Glenn Greenwald puts it this way (his is fantastic post worth reading ever bit):
That "conservatism" has come to mean "loyalty to George Bush" is particularly ironic given how truly un-conservative the Administration is. It is not only the obvious (though significant) explosion of deficit spending under this Administration – and that explosion has occurred far beyond military or 9/11-related spending and extends into almost all arenas of domestic programs as well. Far beyond that is the fact that the core, defining attributes of political conservatism could not be any more foreign to the world view of the Bush follower.
As much as any policy prescriptions, conservatism has always been based, more than anything else, on a fundamental distrust of the power of the federal government and a corresponding belief that that power ought to be as restrained as possible, particularly when it comes to its application by the Government to American citizens.
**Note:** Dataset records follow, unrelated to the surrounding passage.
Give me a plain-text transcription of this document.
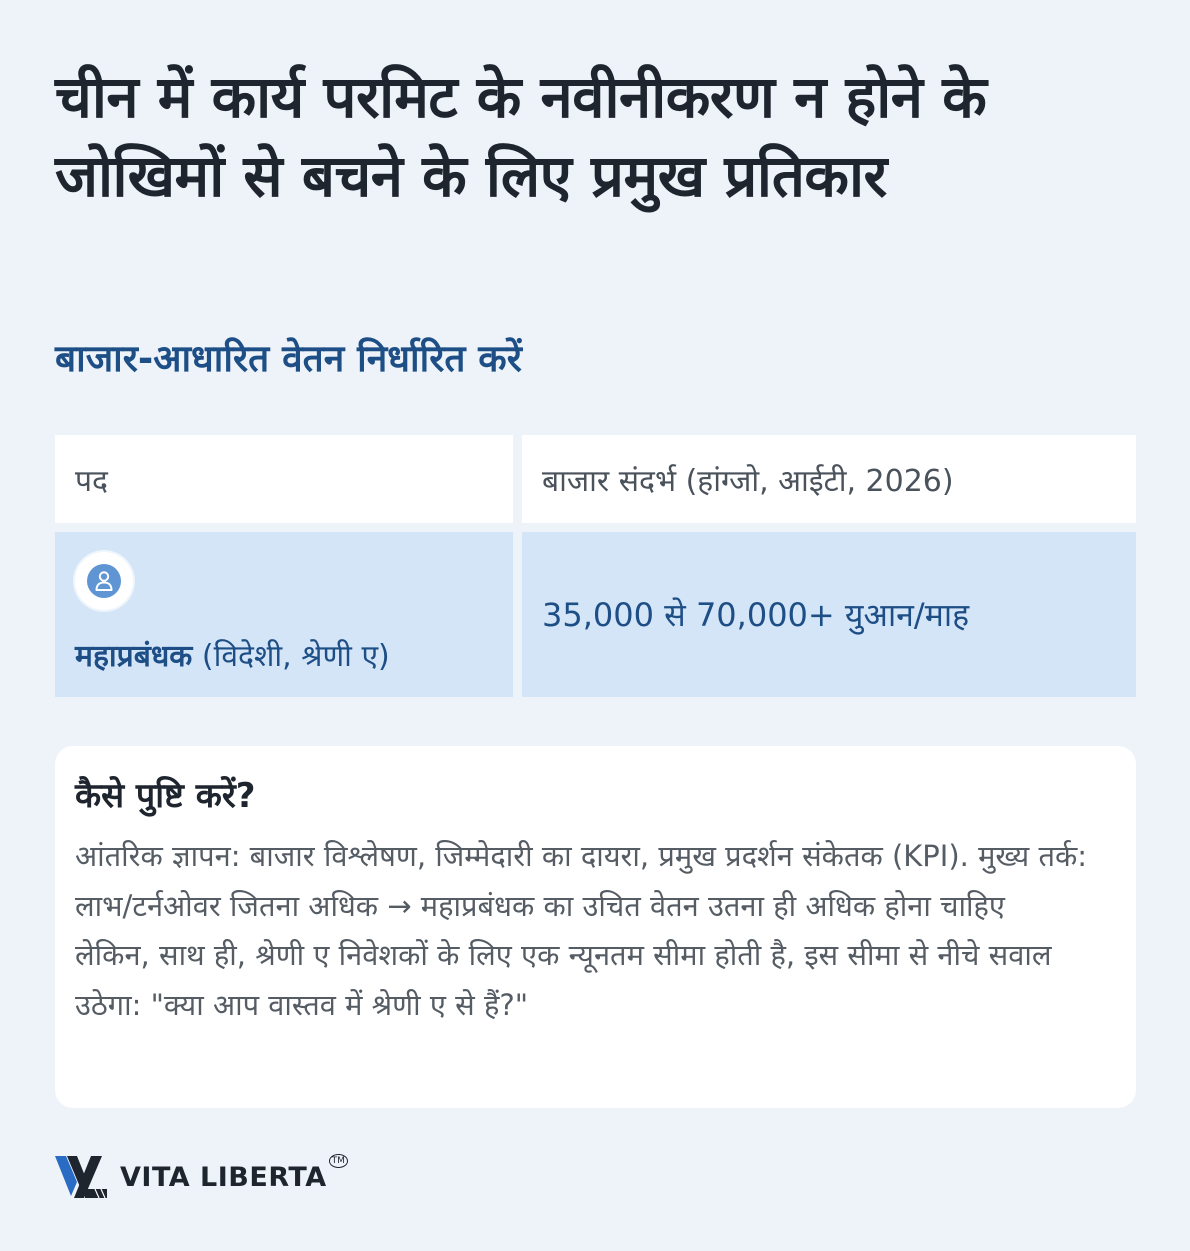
चीन में कार्य परमिट के नवीनीकरण न होने के जोखिमों से बचने के लिए प्रमुख प्रतिकार
बाजार-आधारित वेतन निर्धारित करें
पद	बाजार संदर्भ (हांग्जो, आईटी, 2026)
महाप्रबंधक (विदेशी, श्रेणी ए)
35,000 से 70,000+ युआन/माह
कैसे पुष्टि करें?

आंतरिक ज्ञापन: बाजार विश्लेषण, जिम्मेदारी का दायरा, प्रमुख प्रदर्शन संकेतक (KPI). मुख्य तर्क: लाभ/टर्नओवर जितना अधिक → महाप्रबंधक का उचित वेतन उतना ही अधिक होना चाहिएलेकिन, साथ ही, श्रेणी ए निवेशकों के लिए एक न्यूनतम सीमा होती है, इस सीमा से नीचे सवाल उठेगा: "क्या आप वास्तव में श्रेणी ए से हैं?"

VITA LIBERTA
TM
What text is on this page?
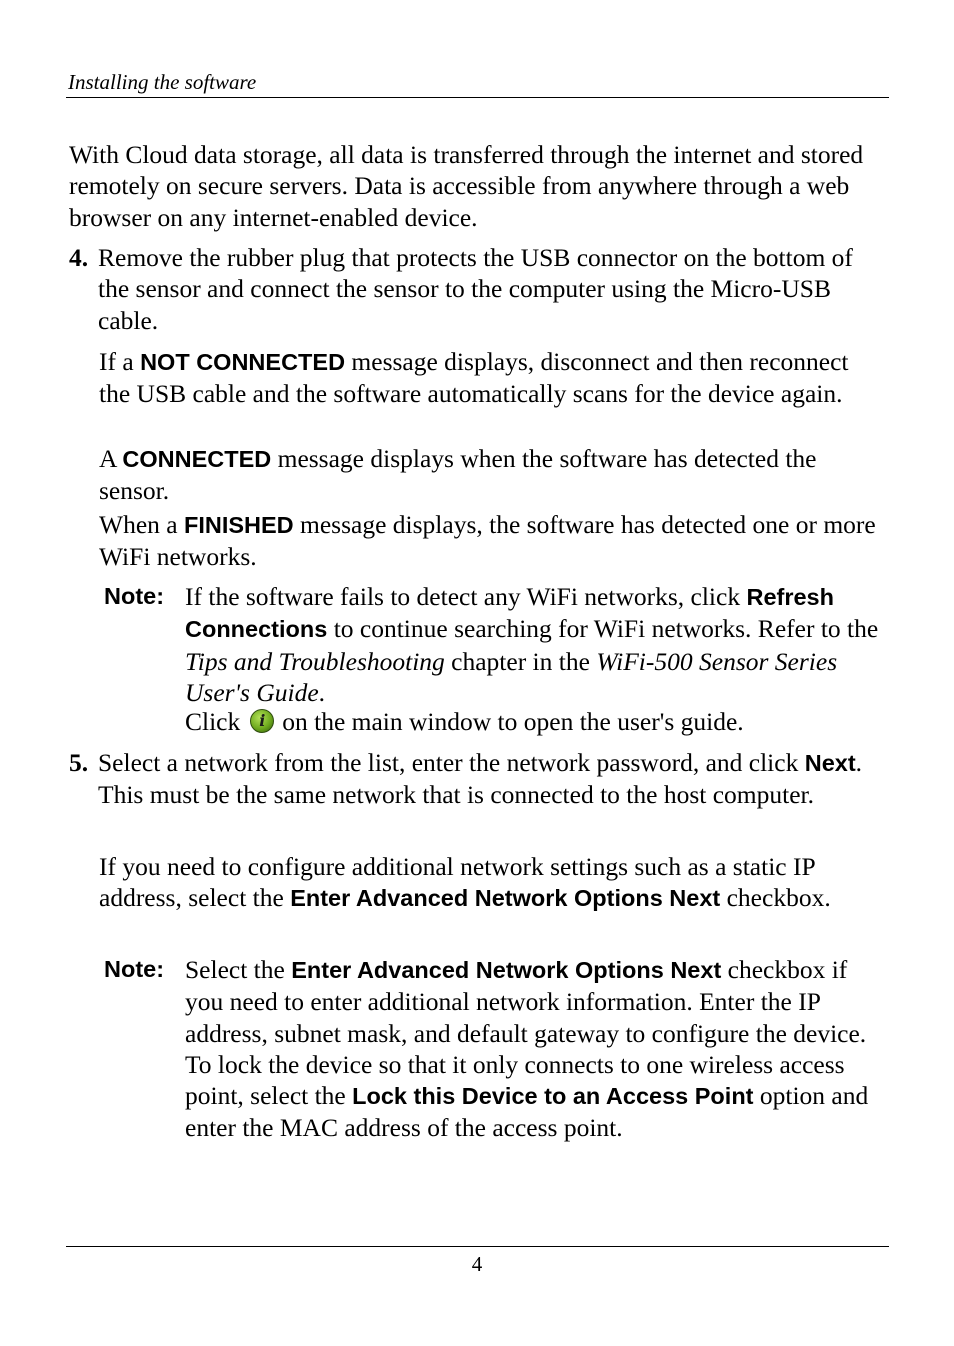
Installing the software
With Cloud data storage, all data is transferred through the internet and stored remotely on secure servers. Data is accessible from anywhere through a web browser on any internet-enabled device.
4. Remove the rubber plug that protects the USB connector on the bottom of the sensor and connect the sensor to the computer using the Micro-USB cable.
If a NOT CONNECTED message displays, disconnect and then reconnect the USB cable and the software automatically scans for the device again.
A CONNECTED message displays when the software has detected the sensor.
When a FINISHED message displays, the software has detected one or more WiFi networks.
Note: If the software fails to detect any WiFi networks, click Refresh Connections to continue searching for WiFi networks. Refer to the Tips and Troubleshooting chapter in the WiFi-500 Sensor Series User's Guide.
Clicki on the main window to open the user's guide.
5. Select a network from the list, enter the network password, and click Next. This must be the same network that is connected to the host computer.
If you need to configure additional network settings such as a static IP address, select the Enter Advanced Network Options Next checkbox.
Note: Select the Enter Advanced Network Options Next checkbox if you need to enter additional network information. Enter the IP address, subnet mask, and default gateway to configure the device. To lock the device so that it only connects to one wireless access point, select the Lock this Device to an Access Point option and enter the MAC address of the access point.
4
It was that deeply rooted distrust that led to conservatives’ vigorous advocacy of states’ rights over centralized power in the federal government, accompanied by demands that the intrusion of the Federal Government in the lives of American citizens be minimized.
Is there anything more antithetical to that ethos than the rabid, power-hungry appetites of Bush followers? There is not an iota of distrust of the Federal Government among them. Quite the contrary. Whereas distrust of the government was quite recently a hallmark of conservatism, expressing distrust of George Bush and the expansive governmental powers he is pursuing subjects one to accusations of being a leftist, subversive loon.